MilvusUtils.readMilvusCollection
MilvusUtils.readMilvusCollection wrap needed SDK callings, milvusbinlog reading and some union/join logic to load a whole collection into a Spark dataframe.
val collectionDF = MilvusUtils.readMilvusCollection(spark, milvusOptions)
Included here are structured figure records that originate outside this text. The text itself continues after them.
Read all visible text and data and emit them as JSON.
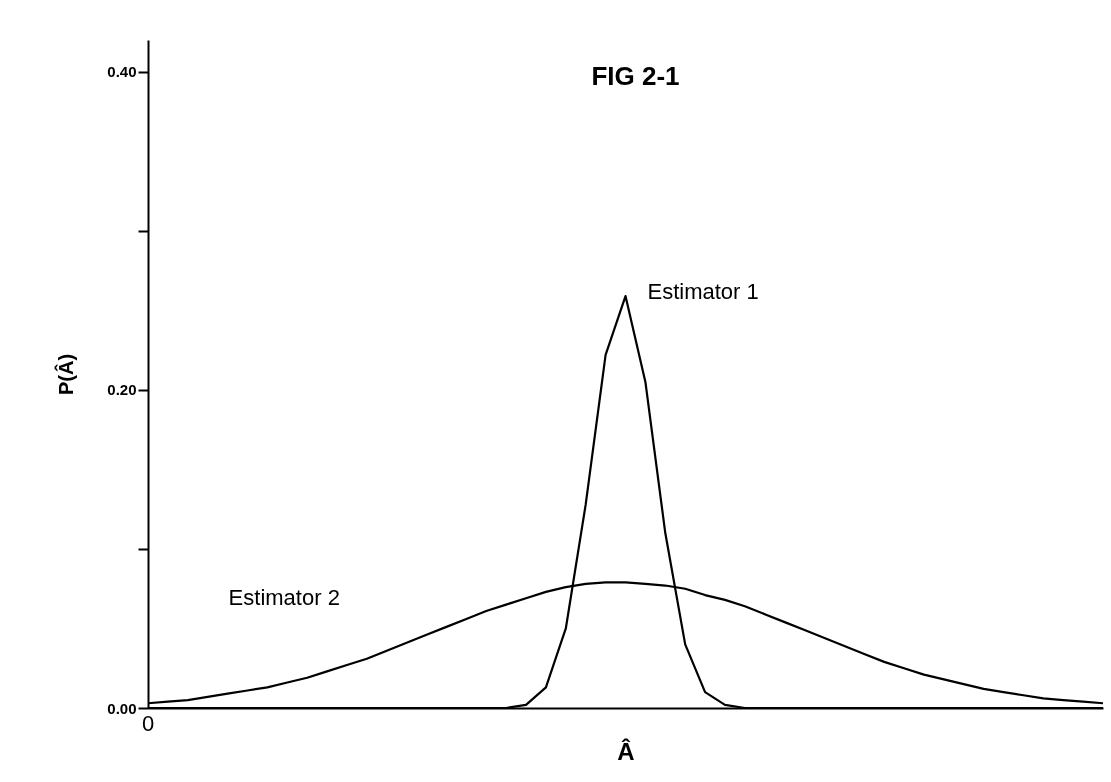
{
  "chart_data": {
    "type": "line",
    "title": "FIG 2-1",
    "xlabel": "Â",
    "ylabel": "P(Â)",
    "annotations": [
      "0"
    ],
    "categories": [
      null,
      null,
      null,
      null,
      null,
      null,
      null,
      null,
      null,
      null,
      null,
      null,
      null,
      null,
      null,
      null,
      null,
      null,
      null,
      null,
      null,
      null,
      null,
      null,
      null,
      null,
      null,
      null,
      null,
      null,
      null,
      null,
      null,
      null,
      null,
      null,
      null,
      null,
      null,
      null,
      null,
      null,
      null,
      null,
      null,
      null,
      null,
      null,
      null
    ],
    "ylim": [
      0,
      0.42
    ],
    "yticks": [
      {
        "value": 0,
        "label": "0.00"
      },
      {
        "value": 0.1,
        "label": null
      },
      {
        "value": 0.2,
        "label": "0.20"
      },
      {
        "value": 0.3,
        "label": null
      },
      {
        "value": 0.4,
        "label": "0.40"
      }
    ],
    "grid": false,
    "legend": false,
    "line_style": "solid",
    "marker": "none",
    "series": [
      {
        "name": "Estimator 1",
        "color": "#000000",
        "values": [
          0,
          0,
          0,
          0,
          0,
          0,
          0,
          0,
          0,
          0,
          0,
          0,
          0,
          0,
          0,
          0,
          0,
          0,
          0,
          0.002,
          0.013,
          0.05,
          0.128,
          0.222,
          0.259,
          0.205,
          0.11,
          0.04,
          0.01,
          0.002,
          0,
          0,
          0,
          0,
          0,
          0,
          0,
          0,
          0,
          0,
          0,
          0,
          0,
          0,
          0,
          0,
          0,
          0,
          0
        ]
      },
      {
        "name": "Estimator 2",
        "color": "#000000",
        "values": [
          0.003,
          0.004,
          0.005,
          0.007,
          0.009,
          0.011,
          0.013,
          0.016,
          0.019,
          0.023,
          0.027,
          0.031,
          0.036,
          0.041,
          0.046,
          0.051,
          0.056,
          0.061,
          0.065,
          0.069,
          0.073,
          0.076,
          0.078,
          0.079,
          0.079,
          0.078,
          0.077,
          0.075,
          0.071,
          0.068,
          0.064,
          0.059,
          0.054,
          0.049,
          0.044,
          0.039,
          0.034,
          0.029,
          0.025,
          0.021,
          0.018,
          0.015,
          0.012,
          0.01,
          0.008,
          0.006,
          0.005,
          0.004,
          0.003
        ]
      }
    ]
  }
}
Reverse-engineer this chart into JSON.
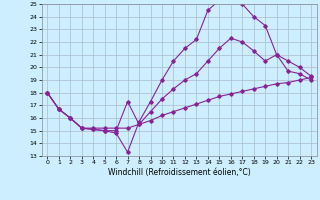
{
  "xlabel": "Windchill (Refroidissement éolien,°C)",
  "bg_color": "#cceeff",
  "grid_color": "#aabbcc",
  "line_color": "#882299",
  "xlim": [
    -0.5,
    23.5
  ],
  "ylim": [
    13,
    25
  ],
  "xticks": [
    0,
    1,
    2,
    3,
    4,
    5,
    6,
    7,
    8,
    9,
    10,
    11,
    12,
    13,
    14,
    15,
    16,
    17,
    18,
    19,
    20,
    21,
    22,
    23
  ],
  "yticks": [
    13,
    14,
    15,
    16,
    17,
    18,
    19,
    20,
    21,
    22,
    23,
    24,
    25
  ],
  "line1_x": [
    0,
    1,
    2,
    3,
    4,
    5,
    6,
    7,
    8,
    9,
    10,
    11,
    12,
    13,
    14,
    15,
    16,
    17,
    18,
    19,
    20,
    21,
    22,
    23
  ],
  "line1_y": [
    18,
    16.7,
    16,
    15.2,
    15.1,
    15.0,
    14.8,
    13.3,
    15.7,
    17.3,
    19.0,
    20.5,
    21.5,
    22.2,
    24.5,
    25.3,
    25.3,
    25.0,
    24.0,
    23.3,
    21.0,
    19.7,
    19.5,
    19.0
  ],
  "line2_x": [
    0,
    1,
    2,
    3,
    4,
    5,
    6,
    7,
    8,
    9,
    10,
    11,
    12,
    13,
    14,
    15,
    16,
    17,
    18,
    19,
    20,
    21,
    22,
    23
  ],
  "line2_y": [
    18,
    16.7,
    16,
    15.2,
    15.1,
    15.0,
    15.0,
    17.3,
    15.5,
    16.5,
    17.5,
    18.3,
    19.0,
    19.5,
    20.5,
    21.5,
    22.3,
    22.0,
    21.3,
    20.5,
    21.0,
    20.5,
    20.0,
    19.3
  ],
  "line3_x": [
    0,
    1,
    2,
    3,
    4,
    5,
    6,
    7,
    8,
    9,
    10,
    11,
    12,
    13,
    14,
    15,
    16,
    17,
    18,
    19,
    20,
    21,
    22,
    23
  ],
  "line3_y": [
    18,
    16.7,
    16,
    15.2,
    15.2,
    15.2,
    15.2,
    15.2,
    15.5,
    15.8,
    16.2,
    16.5,
    16.8,
    17.1,
    17.4,
    17.7,
    17.9,
    18.1,
    18.3,
    18.5,
    18.7,
    18.8,
    19.0,
    19.2
  ]
}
MilvusUtils.bulkInsertFromSpark
MilvusUtils.bulkInsertFromSpark provides a quick way to import Spark output files into Milvus via bullkinserts.
df.write.format("parquet").save(outputPath)
MilvusUtils.bulkInsertFromSpark(spark, milvusOptions, outputPath, "parquet")
Contributions to spark-milvus are welcome from everyone. Feel free to create an issue if you meet any problem in using spark-milvus. Go to Milvus discord to discuss, raise questions, share thoughts with other users and developers.
spark-milvus is licensed under the Apache License, Version 2.0.